Alexia Delgado puso freno a la euforia alrededor de la Selección Mexicana Femenil al señalar que el grupo aún no puede ser considerado el mejor de la historia si no ha ganado títulos importantes. La capitana pidió calma antes del duelo ante Australia y sostuvo que el crecimiento del equipo debe medirse con resultados, no solo con buenas sensaciones o expectativas.
El mensaje llega en un momento clave para el futbol femenil mexicano. La Liga MX Femenil ha elevado el nivel competitivo, varias jugadoras han ganado experiencia internacional y la selección ha construido una identidad más reconocible. Sin embargo, Delgado recordó que el salto definitivo se confirma en torneos grandes, con actuaciones sostenidas y capacidad para competir contra rivales de jerarquía.
Australia, una prueba exigente
El enfrentamiento ante Australia representa una medición atractiva. Las australianas han mostrado fortaleza física, intensidad y experiencia en competencias internacionales. Para México, jugar contra un rival así sirve para evaluar presión alta, salida de balón, transiciones defensivas y contundencia en el área. No se trata únicamente de ganar un amistoso, sino de confirmar si el equipo puede sostener ritmo ante selecciones de mayor roce.

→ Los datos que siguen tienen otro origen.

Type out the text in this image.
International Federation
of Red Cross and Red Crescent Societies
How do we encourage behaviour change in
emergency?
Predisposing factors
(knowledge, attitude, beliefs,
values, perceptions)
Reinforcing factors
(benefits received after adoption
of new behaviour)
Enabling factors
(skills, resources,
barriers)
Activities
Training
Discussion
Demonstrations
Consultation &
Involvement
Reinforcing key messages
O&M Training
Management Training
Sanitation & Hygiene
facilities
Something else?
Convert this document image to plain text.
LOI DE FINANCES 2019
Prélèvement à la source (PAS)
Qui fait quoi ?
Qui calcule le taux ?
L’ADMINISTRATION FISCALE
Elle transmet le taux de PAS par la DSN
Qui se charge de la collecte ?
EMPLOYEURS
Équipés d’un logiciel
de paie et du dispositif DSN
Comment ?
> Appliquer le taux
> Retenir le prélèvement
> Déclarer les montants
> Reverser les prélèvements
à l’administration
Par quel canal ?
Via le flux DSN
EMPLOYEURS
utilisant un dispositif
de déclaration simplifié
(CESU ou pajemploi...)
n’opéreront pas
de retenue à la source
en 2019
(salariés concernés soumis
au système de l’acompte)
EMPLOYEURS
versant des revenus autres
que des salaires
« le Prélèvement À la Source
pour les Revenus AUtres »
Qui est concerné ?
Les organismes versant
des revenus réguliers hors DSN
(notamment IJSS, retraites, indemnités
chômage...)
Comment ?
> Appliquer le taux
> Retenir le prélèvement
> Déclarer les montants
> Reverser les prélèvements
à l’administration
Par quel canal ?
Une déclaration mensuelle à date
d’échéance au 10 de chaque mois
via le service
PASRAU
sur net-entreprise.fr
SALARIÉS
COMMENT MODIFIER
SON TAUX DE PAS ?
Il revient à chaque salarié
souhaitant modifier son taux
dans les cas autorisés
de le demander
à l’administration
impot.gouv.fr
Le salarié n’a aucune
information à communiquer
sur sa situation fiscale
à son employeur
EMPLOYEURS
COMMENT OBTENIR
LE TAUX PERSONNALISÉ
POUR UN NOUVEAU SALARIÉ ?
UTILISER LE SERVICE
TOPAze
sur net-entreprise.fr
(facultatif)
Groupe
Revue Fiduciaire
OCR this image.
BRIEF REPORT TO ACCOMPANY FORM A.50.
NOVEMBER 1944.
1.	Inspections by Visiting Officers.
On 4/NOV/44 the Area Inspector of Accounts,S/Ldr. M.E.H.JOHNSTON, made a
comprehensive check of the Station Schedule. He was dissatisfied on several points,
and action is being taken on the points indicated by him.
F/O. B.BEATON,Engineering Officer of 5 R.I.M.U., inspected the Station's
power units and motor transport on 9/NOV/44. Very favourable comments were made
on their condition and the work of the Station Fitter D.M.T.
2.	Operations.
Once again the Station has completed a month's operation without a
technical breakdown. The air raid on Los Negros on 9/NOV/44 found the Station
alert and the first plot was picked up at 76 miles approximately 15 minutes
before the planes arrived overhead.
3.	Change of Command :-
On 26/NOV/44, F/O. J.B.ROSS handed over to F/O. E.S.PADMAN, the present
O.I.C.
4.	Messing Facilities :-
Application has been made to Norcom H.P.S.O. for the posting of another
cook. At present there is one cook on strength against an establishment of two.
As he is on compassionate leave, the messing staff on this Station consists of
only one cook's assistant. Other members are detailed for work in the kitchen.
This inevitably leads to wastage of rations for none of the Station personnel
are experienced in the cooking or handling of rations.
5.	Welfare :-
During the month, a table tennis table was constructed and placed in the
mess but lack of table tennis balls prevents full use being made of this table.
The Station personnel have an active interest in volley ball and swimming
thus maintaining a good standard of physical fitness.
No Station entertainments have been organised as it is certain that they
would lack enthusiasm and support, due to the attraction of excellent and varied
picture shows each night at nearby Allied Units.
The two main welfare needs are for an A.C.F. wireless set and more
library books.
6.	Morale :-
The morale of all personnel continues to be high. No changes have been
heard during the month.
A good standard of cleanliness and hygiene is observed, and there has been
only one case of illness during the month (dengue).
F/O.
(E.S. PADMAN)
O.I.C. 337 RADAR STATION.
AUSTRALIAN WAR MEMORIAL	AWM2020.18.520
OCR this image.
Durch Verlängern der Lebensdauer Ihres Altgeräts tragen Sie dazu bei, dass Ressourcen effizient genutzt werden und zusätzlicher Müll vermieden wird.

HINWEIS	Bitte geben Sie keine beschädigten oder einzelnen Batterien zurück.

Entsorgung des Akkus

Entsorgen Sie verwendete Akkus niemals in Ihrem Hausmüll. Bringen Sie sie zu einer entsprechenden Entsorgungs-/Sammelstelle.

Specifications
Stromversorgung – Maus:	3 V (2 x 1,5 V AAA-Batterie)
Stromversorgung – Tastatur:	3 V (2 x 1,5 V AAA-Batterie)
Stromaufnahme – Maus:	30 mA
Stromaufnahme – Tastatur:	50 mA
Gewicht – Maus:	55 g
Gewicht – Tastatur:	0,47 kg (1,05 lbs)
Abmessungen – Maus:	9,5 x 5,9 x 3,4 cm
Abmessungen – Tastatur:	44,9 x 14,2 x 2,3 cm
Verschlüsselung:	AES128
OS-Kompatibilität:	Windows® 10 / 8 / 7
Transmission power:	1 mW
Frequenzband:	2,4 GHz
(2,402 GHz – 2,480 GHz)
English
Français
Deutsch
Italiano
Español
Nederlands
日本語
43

La postura de Delgado también protege al grupo de una presión prematura. Cuando una generación empieza a recibir etiquetas históricas, cada error se amplifica. La capitana entiende que el reconocimiento debe llegar acompañado de objetivos cumplidos. Esa madurez puede ser tan importante como la técnica, porque una selección con ambición necesita también autocrítica.
Su mensaje también dialoga con el crecimiento de la afición. Cada vez más niñas siguen a jugadoras de la Liga MX Femenil como referentes deportivos, y eso aumenta la responsabilidad del equipo nacional. Ganar visibilidad es positivo, pero sostenerla exige competir con seriedad, mejorar procesos juveniles y conseguir que los buenos partidos se conviertan en resultados duraderos.
Un proceso que busca consolidarse
El Tri Femenil ha avanzado en visibilidad, seguimiento y profundidad de plantel, pero todavía enfrenta retos: mantener regularidad, mejorar la competencia internacional y convertir buenas actuaciones en campeonatos. La afición mexicana ha respondido con más interés, y eso aumenta la exigencia sobre jugadoras, cuerpo técnico y federación.
El mensaje de Alexia Delgado puede leerse como una declaración de principios: no conformarse con elogios. Para las nuevas generaciones, escuchar a una capitana hablar con esa claridad ayuda a construir una cultura competitiva más seria. México tiene talento, estructura y una liga que alimenta el proceso. El siguiente paso es demostrarlo contra rivales fuertes y, sobre todo, en torneos donde la historia se escribe con trofeos.
La vara queda puesta ahí: menos discurso de promesa y más exigencia en la cancha.